With just days to go before the curtains fall on the 24th Conference of Parties to the UN Framework Convention on Climate Change (COP24), the chances of the two-week-long climate negotiations achieving the full desired outcome appear bleak, mainly due to sharp red lines between the developed and developing countries.
However, outside the negotiation rooms, the COP24 is seeing a groundswell of support for climate action from corporates, banks, investors and green lobbyists.
In parallel, there are forces pulling in the opposite direction – the pro-fossil fuel lobbyists and climate deniers – but their voice is heard only feebly against the roar of climate action supporters.
An early indication of the complexities that lay ahead was received at the end of the first week of talks, when four oil-producing countries – the US, Russia, Saudi Arabia and Kuwait – put the brakes on a move by all other countries to ‘welcome’ a recent UN scientific report.
The four countries insisted that it was enough for the conference to take ‘note’ of the report by the Intergovernmental Panel on Climate Change that dealt with the effects of rise in global temperature by 1.5 degrees.
Though not particularly important, it seemed like a bad augury.
Negotiating the rules
On Monday, negotiators split hairs over the forming of rules to implement the 2015 Paris Agreement, on aspects such as common standards for measuring countries’ climate action.
They wanted to be able to frame the rules so that transparency in reporting actions touching upon aspects such as how stringent the reporting norms should be, reporting time-frames and provision of finance could be determined.
Also on the agenda is for countries to declare what more they would do to fight climate change.
But as of Tuesday, the chances of evolution of a full Paris Rulebook seemed slim.
Experts, such as Chandra Bhushan of the Centre for Science and Environment, believed that there could, at best, be some truncated agreement.
“It is clear that they are progressing towards a weak and incomplete rulebook for the Paris Agreement,” Bhushan said.
Some others are less pessimistic, and cite the negotiations at Paris in 2015 to stress that the position four days before the close of the conference, however slender it may be, is not quite a definitive indicator of the outcome.

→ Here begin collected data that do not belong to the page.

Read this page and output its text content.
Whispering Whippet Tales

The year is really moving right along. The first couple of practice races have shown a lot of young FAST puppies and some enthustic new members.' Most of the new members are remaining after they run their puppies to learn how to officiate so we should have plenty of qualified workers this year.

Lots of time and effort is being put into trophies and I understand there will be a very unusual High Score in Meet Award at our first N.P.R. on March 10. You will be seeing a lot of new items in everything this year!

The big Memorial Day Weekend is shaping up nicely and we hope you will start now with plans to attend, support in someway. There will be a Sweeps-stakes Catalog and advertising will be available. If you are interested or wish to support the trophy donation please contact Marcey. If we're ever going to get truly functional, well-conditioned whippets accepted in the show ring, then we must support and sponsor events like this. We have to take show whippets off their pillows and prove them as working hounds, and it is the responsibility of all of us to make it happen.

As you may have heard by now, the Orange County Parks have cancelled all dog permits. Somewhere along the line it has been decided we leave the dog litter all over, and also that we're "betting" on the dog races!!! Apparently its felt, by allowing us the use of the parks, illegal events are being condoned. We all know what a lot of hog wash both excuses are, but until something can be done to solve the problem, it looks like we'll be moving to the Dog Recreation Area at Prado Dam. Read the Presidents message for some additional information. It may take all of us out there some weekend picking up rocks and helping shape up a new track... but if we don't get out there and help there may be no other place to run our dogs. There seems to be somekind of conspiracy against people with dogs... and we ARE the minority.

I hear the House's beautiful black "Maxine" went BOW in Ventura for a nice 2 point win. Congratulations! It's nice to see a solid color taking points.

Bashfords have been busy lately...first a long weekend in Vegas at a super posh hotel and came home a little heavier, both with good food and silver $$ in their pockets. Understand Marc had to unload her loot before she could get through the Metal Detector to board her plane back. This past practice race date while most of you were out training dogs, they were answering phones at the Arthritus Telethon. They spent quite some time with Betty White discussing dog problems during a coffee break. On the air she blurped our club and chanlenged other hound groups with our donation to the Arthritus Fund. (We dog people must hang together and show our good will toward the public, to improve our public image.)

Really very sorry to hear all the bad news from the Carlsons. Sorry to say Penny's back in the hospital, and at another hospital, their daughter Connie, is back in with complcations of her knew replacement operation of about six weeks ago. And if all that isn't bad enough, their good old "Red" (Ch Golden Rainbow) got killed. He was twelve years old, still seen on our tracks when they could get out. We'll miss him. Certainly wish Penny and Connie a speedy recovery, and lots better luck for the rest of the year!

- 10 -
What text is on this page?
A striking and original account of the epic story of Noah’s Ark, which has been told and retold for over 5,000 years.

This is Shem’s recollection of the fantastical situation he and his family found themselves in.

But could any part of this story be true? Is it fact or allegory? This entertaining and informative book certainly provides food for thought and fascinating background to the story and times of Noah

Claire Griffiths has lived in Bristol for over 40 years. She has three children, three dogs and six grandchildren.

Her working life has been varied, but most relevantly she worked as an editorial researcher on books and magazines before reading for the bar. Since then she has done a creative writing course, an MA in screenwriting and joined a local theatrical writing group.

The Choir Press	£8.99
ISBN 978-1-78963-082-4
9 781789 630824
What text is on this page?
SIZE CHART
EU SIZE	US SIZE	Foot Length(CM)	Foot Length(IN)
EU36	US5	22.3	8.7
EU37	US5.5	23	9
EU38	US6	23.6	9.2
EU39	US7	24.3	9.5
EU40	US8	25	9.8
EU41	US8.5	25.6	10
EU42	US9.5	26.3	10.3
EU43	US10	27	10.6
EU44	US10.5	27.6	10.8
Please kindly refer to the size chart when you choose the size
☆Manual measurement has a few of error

Still, given the sticky issues such as finance, it does look like the negotiations for the rulebook as well as enhanced action will continue into the next year, and perhaps even beyond. But the encouraging part of COP24 is the action outside negotiation halls.
Initiatives taken
Several companies that are part of the ‘We Mean Business Coalition’ are in Katowice to proclaim their commitment to climate action.
IKEA, for example, has declared that by 2030 all the energy it consumes would be green, and is investing heavily in wind and solar energy.
Orsted, the Danish electricity utility, will phase out all fossil fuel-based generation, and go fully wind, solar or biomass.
At an ‘India huddle’, the Mahindra group spoke about its past, and proposed efforts to reduce CO2 build-up in the atmosphere.
It has, for instance, planted 15 million trees in the last 10 years.
On Monday, 415 signatories managing $32 trillion in assets will make the largest-ever intervention from investors, and urge all governments at the UN Climate Conference in Poland to “update and strengthen nationally-determined contributions to meet the emissions reduction goal of the Paris Agreement, starting the process now in 2018 and completing it no later than 2020”.
Not all efforts applauded
When the US held an event on ‘clean coal technologies’ in its pavilion, it was roundly booed.
The proponents of clean coal technologies were unable to answer questions as to what technology will allow coal to be burnt without carbon dioxide emissions.
Lord Nicholas Stern of the Grantham Research Institute on Climate Change and Environment noted here that in the next to decades, the world economy will double while emissions need to be reduced by over 30 per cent.
Hope for that seems to spring more from outside the negotiating rooms than within.